L'étude a également mis en évidence de nouveaux rôles pour les gènes de la voie kinase du sarcome mineur du rat (RAS) (une famille de protéines apparentées impliquées dans la transmission de signaux au sein des cellules) et de la protéine activée par les mitogènes (MAP), qui semblent fonctionner comme des modificateurs des principaux moteurs du RAS plutôt que comme des substituts.
Les tumeurs MSS abritaient généralement quatre mutations pathogènes conductrices, contre 23 dans les tumeurs MSI primaires et 30 dans les tumeurs POL. L'étude a identifié 30 gènes conducteurs partagés entre les cancers MSS et MSI, mettant l'accent sur des voies communes comme le site d'intégration lié aux ailes (WNT), le RAS–Rapidly Accelerated Fibrosarcoma (RAF) (une famille de protéines kinases spécifiques à la sérine/thréonine)–la protéine kinase activée par les mitogènes (MEK)–la kinase régulée par le signal extracellulaire (ERK), la phosphoinositide 3-kinase (PI3K) et le facteur de croissance transformant bêta (TGFβ)–protéine morphogénétique osseuse (BMP). Cependant, des différences fonctionnelles distinctes ont été observées entre les tumeurs MSS et MSI, en particulier dans les mécanismes d'échappement immunitaire et la tolérance à des changements multiples ou non canoniques dans les voies motrices.
L'identification des mutations motrices reste un défi, en particulier dans les cancers hypermutés et les échantillons de faible qualité. Cette étude n'a reproduit que 7 % des près de 1 000 mutations motrices du cancer colorectal précédemment rapportées. Les variantes structurelles (VS) et les altérations du nombre de copies (ANC) ont également été analysées, révélant neuf signatures de VS dans la cohorte, y compris des inversions et des translocations déséquilibrées non signalées auparavant.

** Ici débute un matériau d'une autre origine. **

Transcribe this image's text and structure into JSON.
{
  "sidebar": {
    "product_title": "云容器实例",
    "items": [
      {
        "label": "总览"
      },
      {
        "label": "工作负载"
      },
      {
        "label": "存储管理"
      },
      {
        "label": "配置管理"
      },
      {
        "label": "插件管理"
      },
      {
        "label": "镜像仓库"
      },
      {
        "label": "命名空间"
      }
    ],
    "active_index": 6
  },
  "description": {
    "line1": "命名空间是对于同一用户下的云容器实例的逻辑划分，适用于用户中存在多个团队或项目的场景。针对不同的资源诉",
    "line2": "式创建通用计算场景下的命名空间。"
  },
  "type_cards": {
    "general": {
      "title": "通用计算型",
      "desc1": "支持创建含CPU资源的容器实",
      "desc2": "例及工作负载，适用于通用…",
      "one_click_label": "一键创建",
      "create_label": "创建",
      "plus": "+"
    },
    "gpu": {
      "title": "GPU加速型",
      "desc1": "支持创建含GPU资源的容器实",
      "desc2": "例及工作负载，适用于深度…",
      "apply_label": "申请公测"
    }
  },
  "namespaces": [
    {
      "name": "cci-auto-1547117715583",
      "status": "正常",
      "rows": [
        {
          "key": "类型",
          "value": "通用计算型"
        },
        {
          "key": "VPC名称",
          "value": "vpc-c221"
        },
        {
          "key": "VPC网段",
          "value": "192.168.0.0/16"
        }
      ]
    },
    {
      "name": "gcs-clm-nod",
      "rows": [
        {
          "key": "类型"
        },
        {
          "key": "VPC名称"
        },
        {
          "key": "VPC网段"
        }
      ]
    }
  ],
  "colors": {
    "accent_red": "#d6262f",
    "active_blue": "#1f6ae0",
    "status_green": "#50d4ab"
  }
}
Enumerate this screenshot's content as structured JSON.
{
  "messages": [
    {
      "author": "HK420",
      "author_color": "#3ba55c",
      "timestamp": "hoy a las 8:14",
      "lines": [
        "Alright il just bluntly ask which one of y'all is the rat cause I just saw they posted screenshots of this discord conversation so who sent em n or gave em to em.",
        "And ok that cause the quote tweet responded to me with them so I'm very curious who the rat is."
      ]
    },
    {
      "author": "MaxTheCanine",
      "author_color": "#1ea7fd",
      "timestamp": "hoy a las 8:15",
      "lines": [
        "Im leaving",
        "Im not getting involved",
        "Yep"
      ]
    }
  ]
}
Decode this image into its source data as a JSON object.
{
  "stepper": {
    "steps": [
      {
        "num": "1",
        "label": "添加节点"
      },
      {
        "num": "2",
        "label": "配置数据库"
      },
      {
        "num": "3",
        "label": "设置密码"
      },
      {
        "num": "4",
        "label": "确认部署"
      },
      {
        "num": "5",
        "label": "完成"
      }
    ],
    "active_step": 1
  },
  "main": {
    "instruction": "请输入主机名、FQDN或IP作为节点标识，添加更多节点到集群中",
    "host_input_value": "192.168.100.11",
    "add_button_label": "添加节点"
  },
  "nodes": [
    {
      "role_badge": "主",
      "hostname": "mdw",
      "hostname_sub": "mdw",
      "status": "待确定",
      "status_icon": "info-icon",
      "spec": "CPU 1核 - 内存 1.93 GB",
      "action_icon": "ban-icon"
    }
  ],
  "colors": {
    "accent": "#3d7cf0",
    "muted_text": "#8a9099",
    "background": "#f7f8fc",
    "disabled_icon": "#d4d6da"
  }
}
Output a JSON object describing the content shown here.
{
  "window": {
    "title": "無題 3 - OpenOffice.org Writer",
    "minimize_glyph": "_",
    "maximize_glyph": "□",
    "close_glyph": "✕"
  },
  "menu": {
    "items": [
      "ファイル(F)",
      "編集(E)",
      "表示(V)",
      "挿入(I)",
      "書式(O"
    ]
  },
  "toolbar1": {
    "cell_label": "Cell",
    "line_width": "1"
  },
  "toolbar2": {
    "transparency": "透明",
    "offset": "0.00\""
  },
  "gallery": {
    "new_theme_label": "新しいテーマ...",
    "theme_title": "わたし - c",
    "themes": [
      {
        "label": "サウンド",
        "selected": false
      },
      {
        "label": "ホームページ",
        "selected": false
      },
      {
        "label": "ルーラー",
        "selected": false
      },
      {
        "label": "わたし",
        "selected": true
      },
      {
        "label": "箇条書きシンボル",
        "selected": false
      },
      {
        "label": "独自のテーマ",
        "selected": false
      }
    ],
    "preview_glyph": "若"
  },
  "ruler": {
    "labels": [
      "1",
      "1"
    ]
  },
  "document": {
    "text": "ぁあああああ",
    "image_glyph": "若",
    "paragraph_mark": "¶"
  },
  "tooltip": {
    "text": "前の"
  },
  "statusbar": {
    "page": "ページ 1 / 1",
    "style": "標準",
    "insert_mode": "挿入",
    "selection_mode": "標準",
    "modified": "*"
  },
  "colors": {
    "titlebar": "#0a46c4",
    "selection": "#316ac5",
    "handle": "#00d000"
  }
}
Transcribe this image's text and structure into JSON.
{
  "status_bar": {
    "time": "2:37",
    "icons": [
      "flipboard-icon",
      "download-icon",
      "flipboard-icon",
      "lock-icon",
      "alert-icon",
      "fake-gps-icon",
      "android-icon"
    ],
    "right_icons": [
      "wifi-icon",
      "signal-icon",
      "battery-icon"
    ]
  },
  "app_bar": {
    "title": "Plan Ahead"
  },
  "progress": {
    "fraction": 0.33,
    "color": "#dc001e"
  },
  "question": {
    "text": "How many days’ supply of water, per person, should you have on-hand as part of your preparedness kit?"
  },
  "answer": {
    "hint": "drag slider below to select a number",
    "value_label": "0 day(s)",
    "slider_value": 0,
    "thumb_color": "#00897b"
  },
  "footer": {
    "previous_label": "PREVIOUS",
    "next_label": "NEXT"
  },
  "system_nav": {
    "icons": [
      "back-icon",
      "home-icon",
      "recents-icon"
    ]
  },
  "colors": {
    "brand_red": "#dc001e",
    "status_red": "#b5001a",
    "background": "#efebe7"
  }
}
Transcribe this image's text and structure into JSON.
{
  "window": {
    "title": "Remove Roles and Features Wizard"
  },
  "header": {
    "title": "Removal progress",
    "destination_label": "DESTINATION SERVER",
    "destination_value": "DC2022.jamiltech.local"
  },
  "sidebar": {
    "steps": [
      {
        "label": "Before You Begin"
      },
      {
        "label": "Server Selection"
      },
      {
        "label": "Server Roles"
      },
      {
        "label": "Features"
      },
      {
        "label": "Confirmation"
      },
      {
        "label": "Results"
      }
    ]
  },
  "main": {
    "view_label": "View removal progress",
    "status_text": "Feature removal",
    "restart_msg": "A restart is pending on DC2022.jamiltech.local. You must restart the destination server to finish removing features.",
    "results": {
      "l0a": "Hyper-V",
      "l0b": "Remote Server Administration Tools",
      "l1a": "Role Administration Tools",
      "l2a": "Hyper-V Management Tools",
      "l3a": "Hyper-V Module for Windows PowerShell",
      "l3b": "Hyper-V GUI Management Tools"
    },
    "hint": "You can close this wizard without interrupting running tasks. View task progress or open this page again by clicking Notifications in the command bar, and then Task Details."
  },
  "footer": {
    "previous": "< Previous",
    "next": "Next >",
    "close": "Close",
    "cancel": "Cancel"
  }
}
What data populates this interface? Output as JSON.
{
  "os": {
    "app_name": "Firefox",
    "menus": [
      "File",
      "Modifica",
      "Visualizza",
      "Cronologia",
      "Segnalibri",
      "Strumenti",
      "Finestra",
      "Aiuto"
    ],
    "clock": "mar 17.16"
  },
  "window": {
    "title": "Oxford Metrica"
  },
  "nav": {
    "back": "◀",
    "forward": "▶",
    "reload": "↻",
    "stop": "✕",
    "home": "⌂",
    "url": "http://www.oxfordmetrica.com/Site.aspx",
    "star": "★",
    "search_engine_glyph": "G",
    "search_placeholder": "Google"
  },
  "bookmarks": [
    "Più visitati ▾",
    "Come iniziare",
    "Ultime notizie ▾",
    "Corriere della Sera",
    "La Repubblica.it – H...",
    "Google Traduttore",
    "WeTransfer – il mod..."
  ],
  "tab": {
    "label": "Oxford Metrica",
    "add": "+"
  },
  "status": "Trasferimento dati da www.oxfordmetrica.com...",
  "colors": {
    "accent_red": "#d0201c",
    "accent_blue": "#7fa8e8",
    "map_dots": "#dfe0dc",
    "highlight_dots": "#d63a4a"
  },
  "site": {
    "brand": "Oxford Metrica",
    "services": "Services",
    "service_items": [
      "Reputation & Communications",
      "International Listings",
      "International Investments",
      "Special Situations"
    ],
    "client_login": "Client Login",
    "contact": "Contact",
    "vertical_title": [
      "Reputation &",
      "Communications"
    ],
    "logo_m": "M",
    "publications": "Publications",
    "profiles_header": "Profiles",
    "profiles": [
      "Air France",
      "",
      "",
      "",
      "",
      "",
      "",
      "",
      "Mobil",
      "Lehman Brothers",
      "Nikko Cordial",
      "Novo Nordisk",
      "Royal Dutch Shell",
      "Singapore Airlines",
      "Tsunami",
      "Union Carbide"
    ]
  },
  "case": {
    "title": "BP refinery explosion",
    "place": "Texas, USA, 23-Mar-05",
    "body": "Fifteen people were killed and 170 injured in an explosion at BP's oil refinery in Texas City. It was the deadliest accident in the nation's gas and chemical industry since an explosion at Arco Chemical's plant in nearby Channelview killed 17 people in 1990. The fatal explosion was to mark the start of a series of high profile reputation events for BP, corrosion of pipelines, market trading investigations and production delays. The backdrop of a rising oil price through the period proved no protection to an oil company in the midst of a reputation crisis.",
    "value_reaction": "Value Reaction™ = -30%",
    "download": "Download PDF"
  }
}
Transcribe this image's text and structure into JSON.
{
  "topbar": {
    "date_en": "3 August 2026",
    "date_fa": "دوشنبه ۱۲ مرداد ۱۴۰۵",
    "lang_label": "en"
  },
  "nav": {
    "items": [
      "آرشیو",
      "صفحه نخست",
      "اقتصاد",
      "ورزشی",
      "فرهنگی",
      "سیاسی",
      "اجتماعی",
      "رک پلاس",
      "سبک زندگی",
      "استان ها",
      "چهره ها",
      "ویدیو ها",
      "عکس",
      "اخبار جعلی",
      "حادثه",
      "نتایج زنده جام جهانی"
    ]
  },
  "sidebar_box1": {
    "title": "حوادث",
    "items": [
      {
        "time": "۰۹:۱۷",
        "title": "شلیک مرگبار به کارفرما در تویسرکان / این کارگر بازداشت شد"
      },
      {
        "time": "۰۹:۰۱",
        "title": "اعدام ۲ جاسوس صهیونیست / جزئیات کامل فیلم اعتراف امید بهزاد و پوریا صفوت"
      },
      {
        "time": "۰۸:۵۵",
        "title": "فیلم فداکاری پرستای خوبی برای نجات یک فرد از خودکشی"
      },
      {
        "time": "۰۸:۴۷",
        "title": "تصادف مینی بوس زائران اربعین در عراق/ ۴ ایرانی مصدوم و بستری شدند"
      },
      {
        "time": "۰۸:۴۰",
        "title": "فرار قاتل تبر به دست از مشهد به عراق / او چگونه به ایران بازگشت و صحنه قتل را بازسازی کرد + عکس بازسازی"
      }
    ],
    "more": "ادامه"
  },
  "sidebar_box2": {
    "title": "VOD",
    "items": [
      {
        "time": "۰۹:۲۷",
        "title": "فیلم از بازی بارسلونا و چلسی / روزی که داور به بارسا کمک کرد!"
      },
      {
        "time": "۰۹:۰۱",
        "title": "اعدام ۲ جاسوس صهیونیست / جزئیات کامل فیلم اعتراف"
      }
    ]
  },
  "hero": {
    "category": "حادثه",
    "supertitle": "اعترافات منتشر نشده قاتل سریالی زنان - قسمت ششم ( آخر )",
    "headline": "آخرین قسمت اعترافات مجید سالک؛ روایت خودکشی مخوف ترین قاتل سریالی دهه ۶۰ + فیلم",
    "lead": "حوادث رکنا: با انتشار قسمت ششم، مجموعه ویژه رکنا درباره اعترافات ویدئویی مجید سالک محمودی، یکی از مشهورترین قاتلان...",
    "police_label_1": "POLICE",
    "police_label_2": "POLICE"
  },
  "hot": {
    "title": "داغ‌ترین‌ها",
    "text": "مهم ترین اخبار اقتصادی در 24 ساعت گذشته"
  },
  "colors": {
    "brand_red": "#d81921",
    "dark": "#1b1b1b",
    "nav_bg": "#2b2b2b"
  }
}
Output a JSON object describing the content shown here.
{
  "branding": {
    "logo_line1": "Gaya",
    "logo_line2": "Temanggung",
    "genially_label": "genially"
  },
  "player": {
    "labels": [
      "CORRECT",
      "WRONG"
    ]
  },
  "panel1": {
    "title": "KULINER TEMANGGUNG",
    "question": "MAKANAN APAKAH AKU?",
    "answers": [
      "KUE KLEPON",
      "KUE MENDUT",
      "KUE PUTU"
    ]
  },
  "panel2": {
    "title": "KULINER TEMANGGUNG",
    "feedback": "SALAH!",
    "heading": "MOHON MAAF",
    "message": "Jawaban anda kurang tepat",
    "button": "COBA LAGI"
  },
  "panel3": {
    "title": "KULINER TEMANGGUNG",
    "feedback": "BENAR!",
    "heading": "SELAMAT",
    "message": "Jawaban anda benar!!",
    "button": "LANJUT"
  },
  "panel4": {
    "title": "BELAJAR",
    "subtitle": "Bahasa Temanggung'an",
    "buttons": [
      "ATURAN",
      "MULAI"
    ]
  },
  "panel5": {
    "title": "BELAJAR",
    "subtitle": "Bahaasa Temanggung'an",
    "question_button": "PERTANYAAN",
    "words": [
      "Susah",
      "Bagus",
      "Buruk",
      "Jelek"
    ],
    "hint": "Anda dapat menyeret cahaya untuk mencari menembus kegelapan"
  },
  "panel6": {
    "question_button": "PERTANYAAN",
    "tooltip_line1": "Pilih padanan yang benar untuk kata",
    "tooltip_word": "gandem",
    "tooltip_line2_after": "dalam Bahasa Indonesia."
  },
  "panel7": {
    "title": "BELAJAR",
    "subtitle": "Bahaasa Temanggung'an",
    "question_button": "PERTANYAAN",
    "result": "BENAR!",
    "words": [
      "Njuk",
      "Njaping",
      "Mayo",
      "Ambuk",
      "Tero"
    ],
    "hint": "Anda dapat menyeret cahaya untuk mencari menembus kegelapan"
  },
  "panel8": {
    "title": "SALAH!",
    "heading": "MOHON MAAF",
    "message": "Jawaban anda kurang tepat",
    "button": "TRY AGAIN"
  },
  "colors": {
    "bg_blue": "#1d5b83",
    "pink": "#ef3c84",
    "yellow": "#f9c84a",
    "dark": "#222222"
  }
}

L'étude a identifié 45 points chauds de VS non fragiles dans les tumeurs primaires MSS et trois dans les tumeurs MSI, identifiant plusieurs changements moteurs candidats et des points chauds de VS récurrents. De plus, l'ADN extrachromosomique (ecADN) était plus répandu dans les tumeurs primaires MSS, avec un rôle modeste dans l'amplification des oncogènes par rapport aux autres types de cancer.
Conclusions
En résumé, cette étude fournit une analyse complète du paysage génomique du CCR, identifiant de nombreuses nouvelles mutations motrices, SV et CNA et mettant en évidence les caractéristiques moléculaires distinctes des sous-types MSI, MSS et POL. Les résultats offrent des informations précieuses sur la biologie complexe du CCR et des pistes potentielles pour des thérapies ciblées.